Former U.S. District Court Judge Herbert Stern and his law firm, Stern & Kilcullen, received $3 million in fees for their work as the University of Medicine and Dentistry of New Jersey's federal monitor, not $8 million as indicated in published reports, the law firm says. The $3 million was paid over a two year period and involved seven different people at the firm. The $8 million UMDNJ paid to federal monitors included fees paid to consultants not affiliated with Stern & Kilcullen, including auditors.

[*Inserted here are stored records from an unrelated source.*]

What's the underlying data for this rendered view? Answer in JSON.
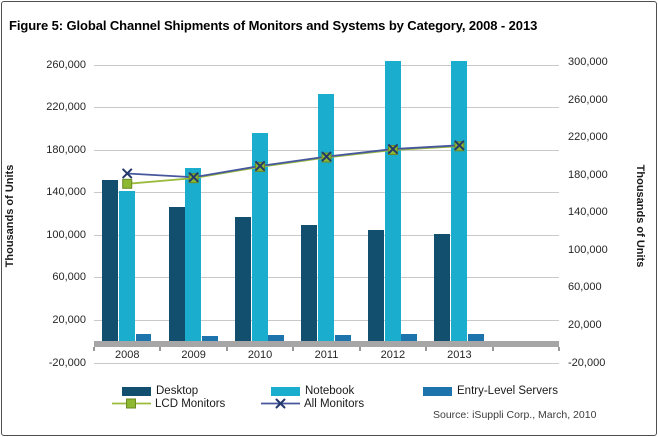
{
  "figure": {
    "title": "Figure 5: Global Channel Shipments of Monitors and Systems by Category, 2008 - 2013"
  },
  "source": "Source: iSuppli Corp., March, 2010",
  "chart_data": {
    "type": "bar",
    "title": "Figure 5: Global Channel Shipments of Monitors and Systems by Category, 2008 - 2013",
    "categories": [
      "2008",
      "2009",
      "2010",
      "2011",
      "2012",
      "2013"
    ],
    "left_axis": {
      "title": "Thousands of Units",
      "min": -20000,
      "max": 280000,
      "ticks": [
        {
          "v": 260000,
          "label": "260,000"
        },
        {
          "v": 220000,
          "label": "220,000"
        },
        {
          "v": 180000,
          "label": "180,000"
        },
        {
          "v": 140000,
          "label": "140,000"
        },
        {
          "v": 100000,
          "label": "100,000"
        },
        {
          "v": 60000,
          "label": "60,000"
        },
        {
          "v": 20000,
          "label": "20,000"
        },
        {
          "v": -20000,
          "label": "-20,000"
        }
      ]
    },
    "right_axis": {
      "title": "Thousands of Units",
      "min": -20000,
      "max": 320000,
      "ticks": [
        {
          "v": 300000,
          "label": "300,000"
        },
        {
          "v": 260000,
          "label": "260,000"
        },
        {
          "v": 220000,
          "label": "220,000"
        },
        {
          "v": 180000,
          "label": "180,000"
        },
        {
          "v": 140000,
          "label": "140,000"
        },
        {
          "v": 100000,
          "label": "100,000"
        },
        {
          "v": 60000,
          "label": "60,000"
        },
        {
          "v": 20000,
          "label": "20,000"
        },
        {
          "v": -20000,
          "label": "-20,000"
        }
      ]
    },
    "bar_series": [
      {
        "name": "Desktop",
        "color": "#124e6e",
        "values": [
          152000,
          127000,
          117000,
          110000,
          105000,
          101000
        ]
      },
      {
        "name": "Notebook",
        "color": "#1badce",
        "values": [
          142000,
          163000,
          196000,
          233000,
          264000,
          264000
        ]
      },
      {
        "name": "Entry-Level Servers",
        "color": "#1d74ad",
        "values": [
          7000,
          5500,
          6000,
          6500,
          7000,
          7000
        ]
      }
    ],
    "line_series": [
      {
        "name": "LCD Monitors",
        "axis": "right",
        "color": "#9bbb3c",
        "marker": "square",
        "marker_color": "#8cb832",
        "values": [
          171000,
          177000,
          189000,
          199000,
          207000,
          211000
        ]
      },
      {
        "name": "All Monitors",
        "axis": "right",
        "color": "#47579e",
        "marker": "x",
        "marker_color": "#24386b",
        "values": [
          182000,
          178000,
          190000,
          200000,
          208000,
          212000
        ]
      }
    ],
    "grid": true,
    "legend_position": "bottom",
    "colors": {
      "gridline": "#c9c9c9",
      "axis_band": "#a6a6a6",
      "tick_text": "#262626"
    }
  }
}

Stern's fees have become an issue in the gubernatorial campaign of Republican Christopher Christie, who as U.S. Attorney gave Stern a no-bid contract as part of a deferred prosecution agreement with UMDNJ in 2006. Some Democratic lawmakers and GOP gubernatorial candidate Steven Lonegan are making an issue of campaign contributions to Christie by Stern and others at his law firm.
A report filed by the federal monitors in 2007 says that the team headed by Stern, who served as U.S. Attorney before his nomination to the bench, identified $400 million of documented fraud, waste or abusive practices at UMDNJ. The Stern investigation led to the indictment and conviction of Senate Appropriations Committee Chairman Wayne Bryant, and pushed the UMDNJ trustees to implement key compliance reforms.